Earlier this year, President Obama proposed a minimum wage hike to $10.10 an hour over a period of two and a half years, but the Democratically controlled U.S. Senate couldn’t pass the bill at the end of last month. And there was never a chance of passage in the Republican-controlled U.S. House.
Which caused 24/7 Wall St. to look at the states where minimum wages are either below the federal minimum or do not exist at all.
Four states still maintain minimum wage levels below the federal minimum of $7.25 an hour: Arkansas, Georgia, Minnesota and Wyoming. Five other states have not adopted a state minimum: Alabama, Louisiana, Mississippi, South Carolina and Tennessee. And one — New Hampshire — repealed the minimum wage law in 2011 but kept a reference to the federal minimum wage.
If the federal minimum must prevail, what’s the point of having a minimum wage below the federal level, or not having a minimum wage at all? The answer, of course, is politics.

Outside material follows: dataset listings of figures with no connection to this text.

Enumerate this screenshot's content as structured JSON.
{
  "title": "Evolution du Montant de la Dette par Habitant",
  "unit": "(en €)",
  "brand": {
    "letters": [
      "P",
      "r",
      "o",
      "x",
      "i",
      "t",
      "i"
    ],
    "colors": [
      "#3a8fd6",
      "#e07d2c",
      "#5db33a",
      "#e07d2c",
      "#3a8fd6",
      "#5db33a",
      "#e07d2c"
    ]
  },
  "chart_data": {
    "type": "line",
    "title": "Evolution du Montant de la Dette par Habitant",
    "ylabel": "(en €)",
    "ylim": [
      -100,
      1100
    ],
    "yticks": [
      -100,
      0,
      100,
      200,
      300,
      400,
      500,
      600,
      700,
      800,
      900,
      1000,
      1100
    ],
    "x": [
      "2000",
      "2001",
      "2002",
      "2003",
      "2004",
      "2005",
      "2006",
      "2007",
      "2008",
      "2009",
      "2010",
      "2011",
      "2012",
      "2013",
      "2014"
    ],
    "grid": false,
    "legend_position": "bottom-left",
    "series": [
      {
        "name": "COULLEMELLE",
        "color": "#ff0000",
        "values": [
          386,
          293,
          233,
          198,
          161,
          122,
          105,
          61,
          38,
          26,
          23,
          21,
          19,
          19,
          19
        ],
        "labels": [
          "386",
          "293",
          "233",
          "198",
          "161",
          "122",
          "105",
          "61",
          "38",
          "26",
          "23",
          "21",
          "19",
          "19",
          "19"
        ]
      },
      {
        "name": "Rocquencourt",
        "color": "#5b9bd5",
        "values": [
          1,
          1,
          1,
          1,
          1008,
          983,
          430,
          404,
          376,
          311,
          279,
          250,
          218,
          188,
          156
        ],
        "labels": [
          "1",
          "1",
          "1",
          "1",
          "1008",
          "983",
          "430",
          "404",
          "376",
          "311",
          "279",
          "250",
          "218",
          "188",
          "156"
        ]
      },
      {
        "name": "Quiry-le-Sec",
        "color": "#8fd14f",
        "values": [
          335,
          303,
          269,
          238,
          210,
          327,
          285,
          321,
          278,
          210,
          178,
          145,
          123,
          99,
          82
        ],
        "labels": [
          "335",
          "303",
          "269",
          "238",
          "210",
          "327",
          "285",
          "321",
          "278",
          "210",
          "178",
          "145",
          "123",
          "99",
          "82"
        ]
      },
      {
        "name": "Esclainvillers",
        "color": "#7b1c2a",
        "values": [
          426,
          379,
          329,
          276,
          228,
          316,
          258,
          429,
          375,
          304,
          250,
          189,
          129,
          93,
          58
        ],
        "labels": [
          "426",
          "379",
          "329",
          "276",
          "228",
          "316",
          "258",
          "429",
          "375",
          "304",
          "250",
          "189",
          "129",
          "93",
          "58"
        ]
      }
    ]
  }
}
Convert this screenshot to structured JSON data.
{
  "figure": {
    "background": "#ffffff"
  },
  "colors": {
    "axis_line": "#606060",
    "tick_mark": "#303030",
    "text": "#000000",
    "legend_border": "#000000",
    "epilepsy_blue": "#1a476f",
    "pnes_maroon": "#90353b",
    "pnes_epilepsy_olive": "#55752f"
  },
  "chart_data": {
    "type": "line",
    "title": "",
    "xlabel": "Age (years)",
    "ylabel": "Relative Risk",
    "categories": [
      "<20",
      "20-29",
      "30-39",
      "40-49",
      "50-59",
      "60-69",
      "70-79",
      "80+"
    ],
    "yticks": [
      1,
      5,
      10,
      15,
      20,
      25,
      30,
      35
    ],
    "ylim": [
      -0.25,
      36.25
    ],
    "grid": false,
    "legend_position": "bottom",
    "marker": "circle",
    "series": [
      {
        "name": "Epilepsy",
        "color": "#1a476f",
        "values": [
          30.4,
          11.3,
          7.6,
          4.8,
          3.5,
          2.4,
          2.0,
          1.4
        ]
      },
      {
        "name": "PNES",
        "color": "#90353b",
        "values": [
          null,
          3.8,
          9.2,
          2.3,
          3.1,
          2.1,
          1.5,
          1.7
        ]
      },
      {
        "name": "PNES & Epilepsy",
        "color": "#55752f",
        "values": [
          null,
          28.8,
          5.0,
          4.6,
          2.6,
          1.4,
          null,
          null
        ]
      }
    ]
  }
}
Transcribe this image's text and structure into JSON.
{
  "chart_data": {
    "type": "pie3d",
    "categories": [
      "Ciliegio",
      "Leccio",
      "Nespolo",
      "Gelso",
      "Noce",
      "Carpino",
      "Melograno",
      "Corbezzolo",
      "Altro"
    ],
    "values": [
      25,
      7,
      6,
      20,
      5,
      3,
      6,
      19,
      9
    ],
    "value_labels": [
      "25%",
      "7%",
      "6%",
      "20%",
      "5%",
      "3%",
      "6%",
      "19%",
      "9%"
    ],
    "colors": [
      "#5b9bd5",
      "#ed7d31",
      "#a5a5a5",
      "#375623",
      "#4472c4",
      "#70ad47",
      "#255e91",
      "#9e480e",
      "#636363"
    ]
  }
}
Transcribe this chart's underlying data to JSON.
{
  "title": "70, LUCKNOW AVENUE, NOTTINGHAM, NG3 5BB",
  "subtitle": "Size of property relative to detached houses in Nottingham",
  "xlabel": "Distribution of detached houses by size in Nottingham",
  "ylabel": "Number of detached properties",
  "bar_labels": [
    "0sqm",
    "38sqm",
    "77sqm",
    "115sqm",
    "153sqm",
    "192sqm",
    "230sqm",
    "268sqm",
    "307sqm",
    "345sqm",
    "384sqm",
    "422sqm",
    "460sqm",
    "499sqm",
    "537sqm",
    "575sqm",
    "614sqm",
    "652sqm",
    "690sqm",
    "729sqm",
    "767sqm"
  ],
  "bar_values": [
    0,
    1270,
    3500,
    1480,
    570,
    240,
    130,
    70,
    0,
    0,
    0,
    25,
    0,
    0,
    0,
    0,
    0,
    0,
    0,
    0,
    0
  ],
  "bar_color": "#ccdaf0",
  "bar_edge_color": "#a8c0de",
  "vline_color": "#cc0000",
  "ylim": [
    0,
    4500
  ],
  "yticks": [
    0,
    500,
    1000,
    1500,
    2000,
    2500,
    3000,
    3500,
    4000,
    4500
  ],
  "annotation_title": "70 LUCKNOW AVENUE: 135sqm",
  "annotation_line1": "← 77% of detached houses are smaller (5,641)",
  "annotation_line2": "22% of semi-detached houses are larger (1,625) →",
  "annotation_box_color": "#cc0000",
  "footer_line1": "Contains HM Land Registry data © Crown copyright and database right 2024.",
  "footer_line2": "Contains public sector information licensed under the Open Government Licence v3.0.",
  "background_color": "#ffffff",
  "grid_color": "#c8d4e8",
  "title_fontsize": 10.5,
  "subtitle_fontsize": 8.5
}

Arkansas’s minimum wage has been $6.25 an hour since 2007, for companies with four or more employees. A group in the state is trying to get enough support to include a hike to $8.50 on the November ballot. The group did not think that a raise to $10.10 had a chance in a state where a principal employer is Wal-Mart Stores Inc. (NYSE: WMT), a company not known for high hourly wages. According to Glassdoor, Walmart’s average hourly pay for a sales associate is $8.86. But Arkansas’s $6.25 rate still applies for a small number of workers who work for companies that are not involved in interstate commerce and that post annual revenues of less than $500,000.
Georgia’s minimum wage has been set at $5.15 an hour since 2002. The state legislature earlier this year defeated a bill to raise the minimum wage. The state’s governor points out the state’s high ranking as a good place to do business, while some opponents note that the state ranks 35th in hourly earnings. In Georgia, apparently, being business-friendly means paying low wages.
Minnesota’s minimum wage has had a two-tier structure since 2006: larger companies pay a minimum wage of $6.15 while smaller ones pay $5.25. Legislation passed in April lifts the state out of the ranks of those states that pay less than the federal minimum wage, raising the pay rate for small firms to $6.50 on August 1 and to $7.75 by August 1 of 2016. For larger firms, the pay rate rises to $8.00 this year and $9.50 in 2016.
Wyoming’s state-level minimum wage is $5.15 an hour, and it has been since 2002. In voting against the federal $10.10 minimum wage bill, one of the state’s U.S. Senators, Mike Enzi, said that working minimum wage jobs when he was a young man was where “we learn to be dependable, to work with other employees and to learn that work ethic.” Unless Enzi was working before 1938 or at a job exempted from minimum wage rules, he was covered by the minimum wage laws.
There are, of course, plenty of exemptions even to federal law. For example, a worker under 20 years of age can be paid as little as $4.25 an hour during the first 90 consecutive calendar days of employment. Tipped workers must be paid a cash wage of at least $2.13 an hour if their employers claim a tip credit against the federal minimum wage, effectively guaranteeing a minimum cash wage of $7.25.
And why do five states not have a minimum wage law at all? Louisiana just rejected proposed legislation to create a minimum wage of $8.25 an hour. Business owners and lobbyists prevailed with their arguments that businesses like restaurants and other retailers operate on thin margins and cannot afford to pay more. Businesses, it was argued, either have to raise prices, threatening their sales, or they have to cut expenses, by firing workers presumably.
Tennessee’s U.S. Senator Lamar Alexander said last year that he would prefer to abolish the whole notion of a minimum wage and replace it with a higher earned-income tax credit. General opposition to a federal requirement for anything at all likely has a lot to do with low or no minimum wage levels in the eight or nine states with low or no minimum.
At the beginning of the year, 21 states and the District of Columbia had minimum wage levels set above the federal minimum of $7.25. Five states and the District of Columbia have increased the minimum wage levels since January. As of early April, 34 states are still considering legislation raising state’s minimum wage.